I make Charlie work with her from now on.

You changed your status to “Available” and I can’t blame you, although I’m sure it’s only a matter of time before the dooshbag has you change it. I’m not stalking you, I swear. I’m just curious. He’s a funny dude, I’ll admit. He quotes Space Balls a lot on your social page and any guy that likes Space Balls is okay in my book.
I hope he’s making you happy.
I miss you.

It’s been three months since you and I have communicated in any way. You liked a status on my page about Tom Hanks. You always did like my Forrest Gump impersonation. That’s the last time we communicated in any way at all; you clicking a button that indicated you liked some inane comment I blasted out to the world.
I stopped following your page and your status and your updates a couple of weeks ago. There was a pic of you in the guy’s arms and I just thought to myself that you looked so happy. It’s weird to explain but I somehow felt that just by me looking at the picture it would somehow make you less happy.
I went on a date with Charlie’s cousin last week. She’s really pretty but she can’t quite challenge a v-neck like you can. We had fun but there wasn’t much of a spark or anything. I think we both could tell that there wasn’t magic in the air or anything.
You know that I can be a bit of chatterbox, especially once you get me going on old building projects. Remember that time we got drunk and I told you the entire construction process of the Empire State Building. Five people died building it! Anyway, this girl and I didn’t have much to talk about even though we’re both in the industry. I just didn’t feel like unloading some of those boring stories on her. You had a way of making me feel like that they weren’t as boring as we both knew they were. It’s something this girl doesn’t have. Maybe no other girl has. Maybe when I meet someone special I can have you teach her how you do it.

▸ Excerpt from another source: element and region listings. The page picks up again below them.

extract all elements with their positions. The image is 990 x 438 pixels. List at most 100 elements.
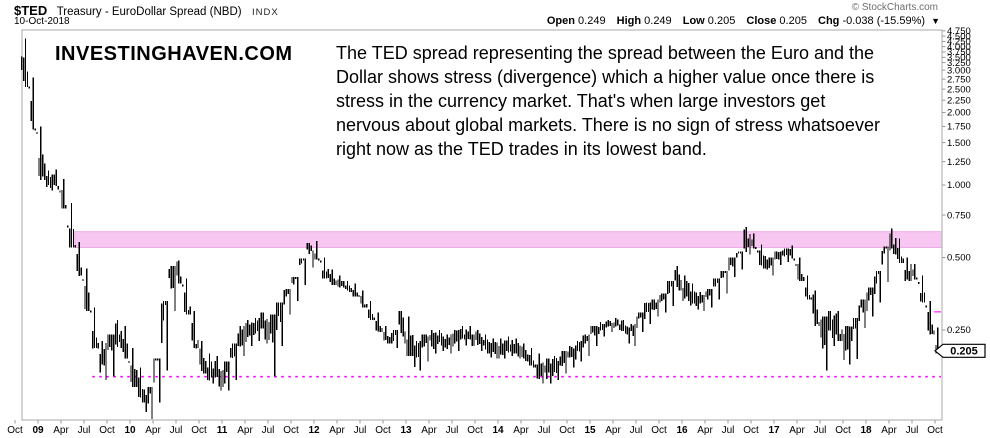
price-bar bbox=[406, 339, 408, 356]
price-bar bbox=[747, 238, 749, 247]
annotation-line: right now as the TED trades in its lowes… bbox=[336, 139, 707, 159]
price-bar bbox=[674, 270, 676, 281]
y-axis-label: 3.250 bbox=[947, 58, 971, 69]
price-bar bbox=[737, 251, 740, 254]
chart-title: $TED Treasury - EuroDollar Spread (NBD) … bbox=[14, 2, 279, 20]
price-bar bbox=[216, 356, 218, 377]
price-bar bbox=[385, 325, 387, 340]
price-bar bbox=[435, 332, 437, 354]
price-bar bbox=[839, 333, 841, 342]
price-bar bbox=[841, 329, 843, 342]
price-bar bbox=[619, 324, 621, 330]
price-bar bbox=[107, 334, 109, 350]
price-bar bbox=[132, 348, 134, 387]
price-bar bbox=[548, 358, 550, 373]
price-bar bbox=[316, 241, 318, 260]
price-bar bbox=[45, 176, 48, 188]
price-bar bbox=[490, 343, 492, 358]
plot-frame bbox=[21, 29, 943, 421]
price-bar bbox=[586, 335, 588, 341]
price-bar bbox=[153, 358, 155, 383]
price-bar bbox=[661, 293, 663, 301]
price-bar bbox=[578, 341, 581, 352]
price-bar bbox=[469, 325, 471, 340]
price-bar bbox=[91, 330, 94, 349]
price-bar bbox=[534, 364, 537, 368]
price-bar bbox=[24, 38, 27, 88]
price-bar bbox=[749, 233, 751, 255]
x-axis-label: 09 bbox=[32, 425, 44, 436]
price-bar bbox=[515, 338, 517, 354]
price-bar bbox=[446, 334, 448, 349]
price-bar bbox=[824, 316, 826, 345]
y-axis-label: 2.250 bbox=[947, 95, 971, 106]
price-bar bbox=[686, 280, 688, 297]
price-bar bbox=[881, 250, 883, 265]
price-bar bbox=[268, 321, 270, 341]
price-bar bbox=[916, 277, 918, 280]
price-bar bbox=[116, 320, 119, 347]
price-bar bbox=[889, 233, 891, 251]
price-bar bbox=[67, 225, 69, 228]
price-bar bbox=[341, 280, 343, 287]
price-bar bbox=[413, 345, 416, 368]
price-bar bbox=[402, 317, 404, 337]
high-label: High bbox=[616, 15, 642, 27]
price-bar bbox=[124, 325, 126, 359]
price-bar bbox=[793, 258, 795, 261]
price-bar bbox=[592, 325, 594, 333]
price-bar bbox=[155, 358, 157, 361]
price-bar bbox=[532, 360, 535, 368]
chg-value: -0.038 (-15.59%) bbox=[842, 15, 926, 27]
price-bar bbox=[103, 348, 105, 366]
price-bar bbox=[655, 302, 657, 310]
price-bar bbox=[220, 371, 222, 391]
price-bar bbox=[237, 333, 239, 347]
y-axis-label: 1.500 bbox=[947, 138, 971, 149]
last-price-callout bbox=[934, 343, 986, 358]
price-bar bbox=[454, 330, 456, 344]
x-axis-label: Apr bbox=[789, 425, 805, 436]
price-bar bbox=[300, 258, 303, 264]
price-bar bbox=[80, 267, 82, 276]
price-bar bbox=[822, 316, 824, 349]
x-axis-label: Apr bbox=[53, 425, 69, 436]
price-bar bbox=[843, 333, 845, 360]
price-bar bbox=[557, 361, 560, 380]
price-bar bbox=[302, 258, 305, 261]
price-bar bbox=[513, 344, 515, 354]
price-bar bbox=[105, 343, 107, 380]
price-bar bbox=[640, 312, 642, 318]
price-bar bbox=[804, 287, 807, 297]
y-axis-label: 0.500 bbox=[947, 253, 971, 264]
price-bar bbox=[231, 343, 234, 358]
price-bar bbox=[735, 253, 738, 258]
chg-label: Chg bbox=[818, 15, 840, 27]
price-bar bbox=[30, 101, 32, 122]
price-bar bbox=[61, 190, 63, 209]
price-bar bbox=[668, 280, 671, 293]
price-bar bbox=[636, 316, 638, 329]
price-bar bbox=[724, 270, 726, 273]
price-bar bbox=[571, 347, 573, 358]
price-bar bbox=[344, 285, 347, 289]
price-bar bbox=[783, 248, 786, 257]
price-bar bbox=[210, 361, 213, 378]
down-arrow-icon: ▼ bbox=[931, 16, 940, 26]
y-axis-label: 4.500 bbox=[947, 31, 971, 42]
price-bar bbox=[189, 306, 192, 315]
price-bar bbox=[327, 269, 330, 279]
price-bar bbox=[59, 190, 61, 193]
price-bar bbox=[283, 290, 285, 305]
price-bar bbox=[801, 273, 803, 281]
x-axis-label: Oct bbox=[651, 425, 667, 436]
x-axis-label: Jul bbox=[78, 425, 91, 436]
price-bar bbox=[546, 358, 548, 379]
price-bar bbox=[139, 367, 142, 398]
price-bar bbox=[473, 334, 475, 346]
price-bar bbox=[716, 278, 719, 284]
price-bar bbox=[929, 301, 931, 335]
price-bar bbox=[699, 291, 701, 304]
price-bar bbox=[896, 247, 899, 260]
price-bar bbox=[423, 334, 425, 347]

I got the request in my email today. You made it really easy, just a few clicks and the marriage would be over. The property splits were fair and the savings account stuff we had somehow worked out over the last year without even discussing it with one another. I open a bottle of jack, toast by myself, and click the buttons. There was a Congratulations at the end that made me laugh out loud at its absurdity. On my third Jack & Coke, I go to our website and disconnect us. Your status and your updates and your dooshbag disappear into the ether.
Honestly, I wish you the very best.

Dear Mr. Michael Green & Ms. Madeline McKean,
We have been advised by our legal department to notify you of a recent mishap within our Customer Retention Department. We recently notified you of a match making error that resulted in your match.
We apologize, but you were unaffected by this error.
In an over-abundance of caution, these letters were incorrectly sent to all matches that occurred using that algorithm even though the error did not occur in all calculations.
Your match making actually occurred due to a 98.5% compatibility score. Congratulations.
We apologize for any inconvenience this may have caused.